Nature-based solutions are inspired and supported by natural processes and are increasingly recognized to provide significant social, ecological and economic benefits for cities in deltas. Examples of nature-based solutions include green roofs, city parks and urban lakes, being used to improve the urban climate and absorb water during extreme rainfall events. Despite these apparent advantages, nature-based solutions are not widely applied.
Upscaling nature-based solutions in urban areas across Europe
In the large transdisciplinary project NATURVATION, Hens Runhaar, associate professor of nature-inclusive planning and agriculture, and colleagues identified structural barriers of upscaling nature-based solutions in six urban areas across Europe. Hens Runhaar explains, "The most important barriers are getting projects funded, competition with vested interests and lack of space, cooperation and proper assessment of the benefits of nature-based solutions". Importantly, barriers differ per country which requires site-specific approaches of applying nature-based solutions.
Contribution of NATURVATION in the Netherlands
In Utrecht (The Netherlands), the project generated input to the environmental visions of Utrecht city, as well as a business model puzzle, as a dialogue tool for nature-based solution funding, used in Manchester, Melbourne and by the European Commission.

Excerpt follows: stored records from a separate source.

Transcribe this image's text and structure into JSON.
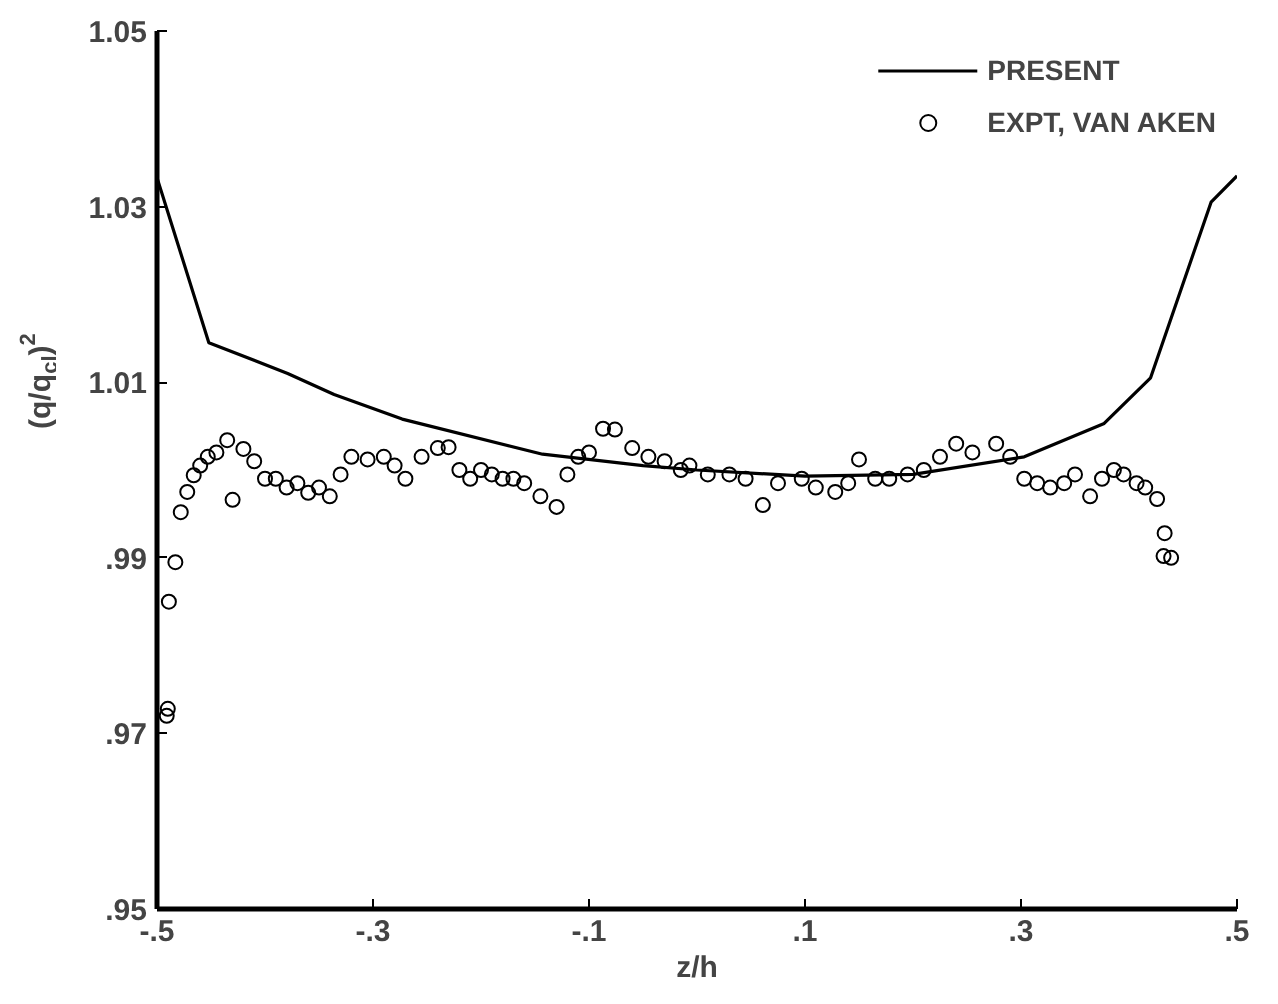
{
  "chart_data": {
    "type": "scatter",
    "xlabel": "z/h",
    "ylabel": "(q/q$_{cl}$)$^{2}$",
    "xlim": [
      -0.5,
      0.5
    ],
    "ylim": [
      0.95,
      1.05
    ],
    "xticks": [
      {
        "value": -0.5,
        "label": "-.5"
      },
      {
        "value": -0.3,
        "label": "-.3"
      },
      {
        "value": -0.1,
        "label": "-.1"
      },
      {
        "value": 0.1,
        "label": ".1"
      },
      {
        "value": 0.3,
        "label": ".3"
      },
      {
        "value": 0.5,
        "label": ".5"
      }
    ],
    "yticks": [
      {
        "value": 0.95,
        "label": ".95"
      },
      {
        "value": 0.97,
        "label": ".97"
      },
      {
        "value": 0.99,
        "label": ".99"
      },
      1.01,
      1.03,
      1.05
    ],
    "grid": false,
    "legend": "top right",
    "series": [
      {
        "name": "PRESENT",
        "type": "line",
        "color": "#000000",
        "line_style": "solid",
        "marker": "none",
        "x": [
          -0.5,
          -0.452,
          -0.379,
          -0.336,
          -0.273,
          -0.143,
          -0.05,
          0.0,
          0.1,
          0.2,
          0.303,
          0.377,
          0.42,
          0.476,
          0.5
        ],
        "values": [
          1.0333,
          1.0145,
          1.011,
          1.0086,
          1.0058,
          1.0018,
          1.0005,
          1.0,
          0.9993,
          0.9995,
          1.0015,
          1.0053,
          1.0105,
          1.0305,
          1.0335
        ]
      },
      {
        "name": "EXPT, VAN AKEN",
        "type": "scatter",
        "color": "#000000",
        "marker": "circle",
        "x": [
          -0.491,
          -0.49,
          -0.489,
          -0.483,
          -0.478,
          -0.472,
          -0.466,
          -0.46,
          -0.453,
          -0.445,
          -0.435,
          -0.43,
          -0.42,
          -0.41,
          -0.4,
          -0.39,
          -0.38,
          -0.37,
          -0.36,
          -0.35,
          -0.34,
          -0.33,
          -0.32,
          -0.305,
          -0.29,
          -0.28,
          -0.27,
          -0.255,
          -0.24,
          -0.23,
          -0.22,
          -0.21,
          -0.2,
          -0.19,
          -0.18,
          -0.17,
          -0.16,
          -0.145,
          -0.13,
          -0.12,
          -0.11,
          -0.1,
          -0.087,
          -0.076,
          -0.06,
          -0.045,
          -0.03,
          -0.015,
          -0.007,
          0.01,
          0.03,
          0.045,
          0.061,
          0.075,
          0.097,
          0.11,
          0.128,
          0.14,
          0.15,
          0.165,
          0.178,
          0.195,
          0.21,
          0.225,
          0.24,
          0.255,
          0.277,
          0.29,
          0.303,
          0.315,
          0.327,
          0.34,
          0.35,
          0.364,
          0.375,
          0.386,
          0.395,
          0.407,
          0.415,
          0.426,
          0.432,
          0.433,
          0.439
        ],
        "values": [
          0.972,
          0.9728,
          0.985,
          0.9895,
          0.9952,
          0.9975,
          0.9994,
          1.0005,
          1.0015,
          1.002,
          1.0034,
          0.9966,
          1.0024,
          1.001,
          0.999,
          0.999,
          0.998,
          0.9985,
          0.9974,
          0.998,
          0.997,
          0.9995,
          1.0015,
          1.0012,
          1.0015,
          1.0005,
          0.999,
          1.0015,
          1.0025,
          1.0026,
          1.0,
          0.999,
          1.0,
          0.9995,
          0.999,
          0.999,
          0.9985,
          0.997,
          0.9958,
          0.9995,
          1.0015,
          1.002,
          1.0047,
          1.0046,
          1.0025,
          1.0015,
          1.001,
          1.0,
          1.0005,
          0.9995,
          0.9995,
          0.999,
          0.996,
          0.9985,
          0.999,
          0.998,
          0.9975,
          0.9985,
          1.0012,
          0.999,
          0.999,
          0.9995,
          1.0,
          1.0015,
          1.003,
          1.002,
          1.003,
          1.0015,
          0.999,
          0.9985,
          0.998,
          0.9985,
          0.9995,
          0.997,
          0.999,
          1.0,
          0.9995,
          0.9985,
          0.998,
          0.9967,
          0.9902,
          0.9928,
          0.99
        ]
      }
    ]
  }
}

Mangrove-based solutions in the Mekong delta
Flood protection and economic benefit
Provided that enough space is available in urban coastal zones, mangroves can be planted or regenerated and used as a nature-based solution. While mangroves protect against coastal flooding and erosion, they also provide economic opportunities in terms of shrimp farming.
To ensure the livelihood of farmers, active involvement from local stakeholders is crucial
Annisa Triyanti, postdoctoral researcher on water and climate governance in deltas, studies the governance perspective of mangrove-based solutions in coastal areas. She is analysing factors that influence the impact of international boundary organisations, which are associations created to mediate between science and policy, during the implementation of mangrove-shrimp farming in the Mekong delta. She found, “To ensure the livelihood of the involved farmers, active involvement from local governments and stakeholders in the entire value chain, including commercial sea food companies, is crucial”. International boundary organisations facilitated this collaboration.
Room for improvement
However, there was room for improvement concerning their performance: in the future, international boundary organisations need to ensure the integration of local knowledge into projects and policymaking processes and find long-term solutions to balance mangrove-shrimp farming and conservation.